Taking flight Taking flight

Life cycle continues as luna moths take to the skies

One week.

For one week each year, luna moths grace the skies of central Wisconsin.

During that week their mission is to find a mate, reproduce and lay their eggs on birch and walnut trees. Along the way, they fill area residents like Hildegard Kuse with wonder and awe at nature’s mysterious ways.

Hildegard Kuse, along with her late sister Loretta who died earlier this year, have raised Luna moths for many years at the Kuse Farm Museum and Nature Preserve, located just outside the city of Medford.

As with any cycle it is hard to pick where it starts and where it ends.

Each summer, as the moth caterpillars hatch from their eggs, Hildegard cares for them ensuring the very hungry caterpillars have ample amounts of fresh birch leaves to eat.
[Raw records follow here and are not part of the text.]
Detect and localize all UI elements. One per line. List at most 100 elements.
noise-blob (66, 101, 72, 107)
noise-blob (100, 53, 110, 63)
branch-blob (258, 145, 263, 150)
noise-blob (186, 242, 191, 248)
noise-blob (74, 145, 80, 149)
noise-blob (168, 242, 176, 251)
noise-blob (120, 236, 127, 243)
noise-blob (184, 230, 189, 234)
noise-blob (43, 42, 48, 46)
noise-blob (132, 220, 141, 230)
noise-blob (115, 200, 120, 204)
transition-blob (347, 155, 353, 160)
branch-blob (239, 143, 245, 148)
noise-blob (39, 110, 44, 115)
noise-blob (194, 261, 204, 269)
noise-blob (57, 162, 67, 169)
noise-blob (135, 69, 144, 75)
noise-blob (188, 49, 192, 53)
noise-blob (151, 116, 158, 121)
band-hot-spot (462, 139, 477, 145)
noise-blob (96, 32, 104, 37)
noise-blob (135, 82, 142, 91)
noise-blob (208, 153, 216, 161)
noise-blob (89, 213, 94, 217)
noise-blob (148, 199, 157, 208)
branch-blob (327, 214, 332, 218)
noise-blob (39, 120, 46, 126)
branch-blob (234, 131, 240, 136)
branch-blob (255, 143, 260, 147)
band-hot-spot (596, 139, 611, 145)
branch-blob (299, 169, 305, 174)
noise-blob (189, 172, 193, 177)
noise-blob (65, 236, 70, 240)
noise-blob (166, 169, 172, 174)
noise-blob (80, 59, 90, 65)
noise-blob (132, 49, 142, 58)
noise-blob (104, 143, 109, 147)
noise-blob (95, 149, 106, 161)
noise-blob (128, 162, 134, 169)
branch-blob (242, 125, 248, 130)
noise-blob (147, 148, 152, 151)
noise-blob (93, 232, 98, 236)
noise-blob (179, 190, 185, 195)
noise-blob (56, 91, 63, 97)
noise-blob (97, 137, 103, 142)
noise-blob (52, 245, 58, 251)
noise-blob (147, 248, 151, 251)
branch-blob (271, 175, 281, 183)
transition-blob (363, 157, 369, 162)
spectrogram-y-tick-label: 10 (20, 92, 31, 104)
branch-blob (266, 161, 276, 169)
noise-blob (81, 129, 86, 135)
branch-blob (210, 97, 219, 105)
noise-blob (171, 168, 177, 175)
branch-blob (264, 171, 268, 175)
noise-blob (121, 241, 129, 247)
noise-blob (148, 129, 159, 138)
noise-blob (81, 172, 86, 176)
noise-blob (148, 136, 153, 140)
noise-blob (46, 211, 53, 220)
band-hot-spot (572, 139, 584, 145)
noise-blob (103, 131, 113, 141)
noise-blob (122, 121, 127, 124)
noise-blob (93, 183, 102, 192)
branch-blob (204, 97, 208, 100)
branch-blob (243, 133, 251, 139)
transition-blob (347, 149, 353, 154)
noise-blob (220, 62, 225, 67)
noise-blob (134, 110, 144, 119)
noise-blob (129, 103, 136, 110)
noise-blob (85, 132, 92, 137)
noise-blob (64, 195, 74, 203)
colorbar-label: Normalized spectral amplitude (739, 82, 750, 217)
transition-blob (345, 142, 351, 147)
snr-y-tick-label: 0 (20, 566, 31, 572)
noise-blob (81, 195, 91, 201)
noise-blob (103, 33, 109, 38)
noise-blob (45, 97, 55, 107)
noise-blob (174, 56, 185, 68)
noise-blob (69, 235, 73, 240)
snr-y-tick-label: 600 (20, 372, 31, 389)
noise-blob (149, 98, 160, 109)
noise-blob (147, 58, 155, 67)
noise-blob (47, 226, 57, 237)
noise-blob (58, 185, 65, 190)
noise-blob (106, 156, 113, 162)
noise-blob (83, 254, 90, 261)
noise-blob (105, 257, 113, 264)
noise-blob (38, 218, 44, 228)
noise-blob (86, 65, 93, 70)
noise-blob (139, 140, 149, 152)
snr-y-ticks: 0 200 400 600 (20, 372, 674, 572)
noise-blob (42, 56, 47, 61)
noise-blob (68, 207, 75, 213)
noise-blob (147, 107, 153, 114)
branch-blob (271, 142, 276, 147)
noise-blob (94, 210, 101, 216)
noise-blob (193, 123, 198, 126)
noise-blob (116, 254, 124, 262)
While a moth may lay as many as 200 eggs, Hildegard explains they will lay them over several different trees, reducing the impact on the trees and ensuring the caterpillars have a steady food supply.

The caterpillars eat for about three to four weeks before they construct a cocoon of leaves. Inside the cocoon, the caterpillars become pupa. In colder climates such as Wisconsin, the pupa will remain in their cocoons throughout the winter. In the spring, the adult moths emerge from the cocoons, a process called eclosion.

“You can hear them across the room,” Hildegard said, explaining that since the adult moths do not have mouths, they use a portion of their wings to saw their way out of the cocoon.

Once free of their cocoons, the moths find a place to perch as their wings dry. Come evening they take to the skies with the males following a scent put off by the females. Each year they release many of the moths to find mates in the wild. Hildegard has special mating cages where they keep a few of the female moths which draw in males to mate.

The resulting eggs are collected and the cycle begins once more.